1. To further their own careers (and fill those diversity slots) supervisors will put people from those targeted groups in positions they really are NOT ready for. This increases their chance of failure in those positions, occasionally with catastrophic results for the person involved and for the people who were depending on that job to be done correctly. But also a potential career hit even for the person the affirmative action was ostensibly supposed to help. Don't say this doesn't happen because I've seen it - careers of promising junior people ruined by pushing them into jobs they weren't quite ready for by supervisors motivated to increase their own promotion chances by showing their diversity support bonafides.
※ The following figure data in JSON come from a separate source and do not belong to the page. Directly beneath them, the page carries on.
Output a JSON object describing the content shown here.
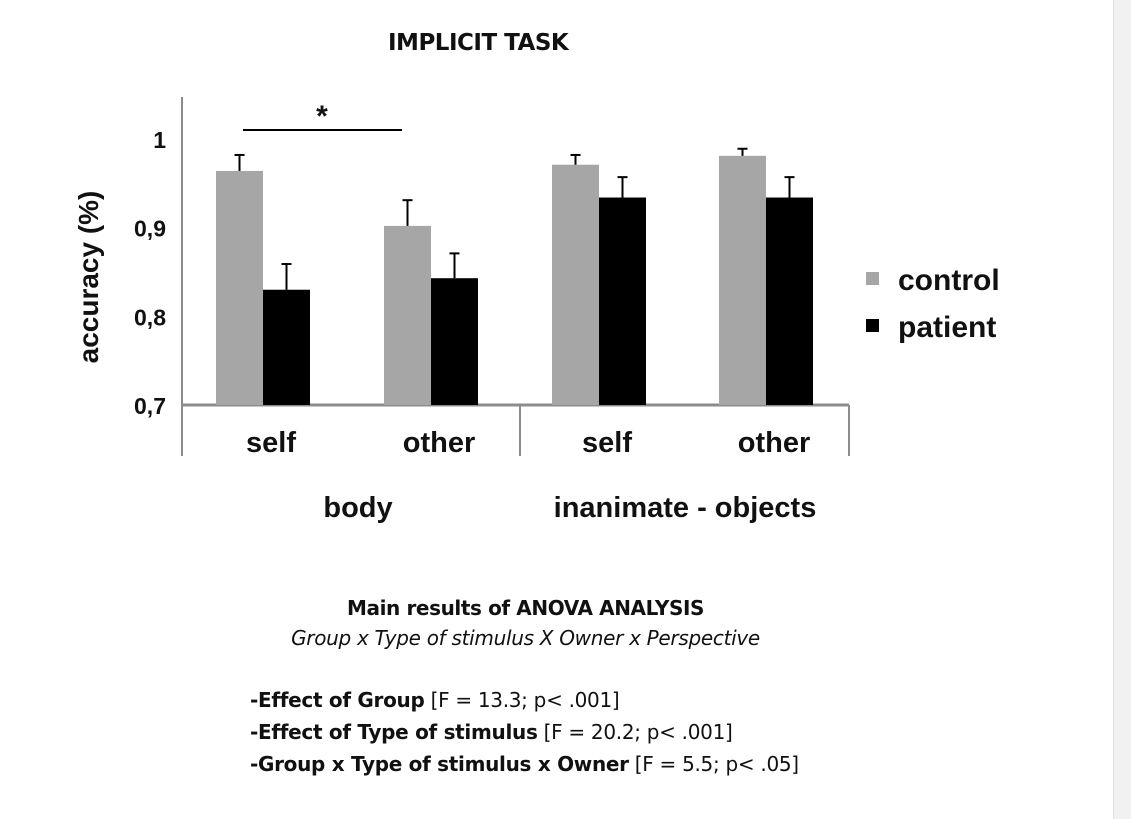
{
  "chart_data": {
    "type": "bar",
    "title": "IMPLICIT TASK",
    "ylabel": "accuracy (%)",
    "ylim": [
      0.7,
      1.0
    ],
    "yticks": [
      "0,7",
      "0,8",
      "0,9",
      "1"
    ],
    "categories": [
      "self",
      "other",
      "self",
      "other"
    ],
    "groups": [
      "body",
      "inanimate - objects"
    ],
    "series": [
      {
        "name": "control",
        "color": "#a6a6a6",
        "values": [
          0.964,
          0.902,
          0.971,
          0.981
        ],
        "errors": [
          0.018,
          0.029,
          0.011,
          0.008
        ]
      },
      {
        "name": "patient",
        "color": "#000000",
        "values": [
          0.83,
          0.843,
          0.934,
          0.934
        ],
        "errors": [
          0.029,
          0.028,
          0.023,
          0.023
        ]
      }
    ],
    "significance": {
      "label": "*"
    },
    "legend": "right"
  },
  "anova": {
    "title": "Main results of ANOVA ANALYSIS",
    "subtitle": "Group x Type of stimulus X Owner x Perspective",
    "effects": [
      {
        "label": "-Effect of Group",
        "stat": "[F = 13.3; p< .001]"
      },
      {
        "label": "-Effect of Type of stimulus",
        "stat": "[F = 20.2; p< .001]"
      },
      {
        "label": "-Group x Type of stimulus x Owner",
        "stat": "[F = 5.5; p< .05]"
      }
    ]
  }
}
2. You don't promote equal opportunity by NOT promoting EQUAL opportunity. It is inherently DIVISIVE to target groups for special outcomes, even if that special outcome is just their pro rata share. They will forever in the minds of those who didn't get the job be looked at as tokens and people who couldn't get the job on a level playing field, and even among their peers, many will harbor the idea that the person really shouldn't be there. And this, unfortunately, will keep the prejudice going even after the person has shown they are entirely competent to do the job.
I'm not saying it's the end of the world or that we won't survive it as a nation, we've done worse (Japanese-Americans in WWII) and the world didn't end. But this, like that, is bad policy, IMHO.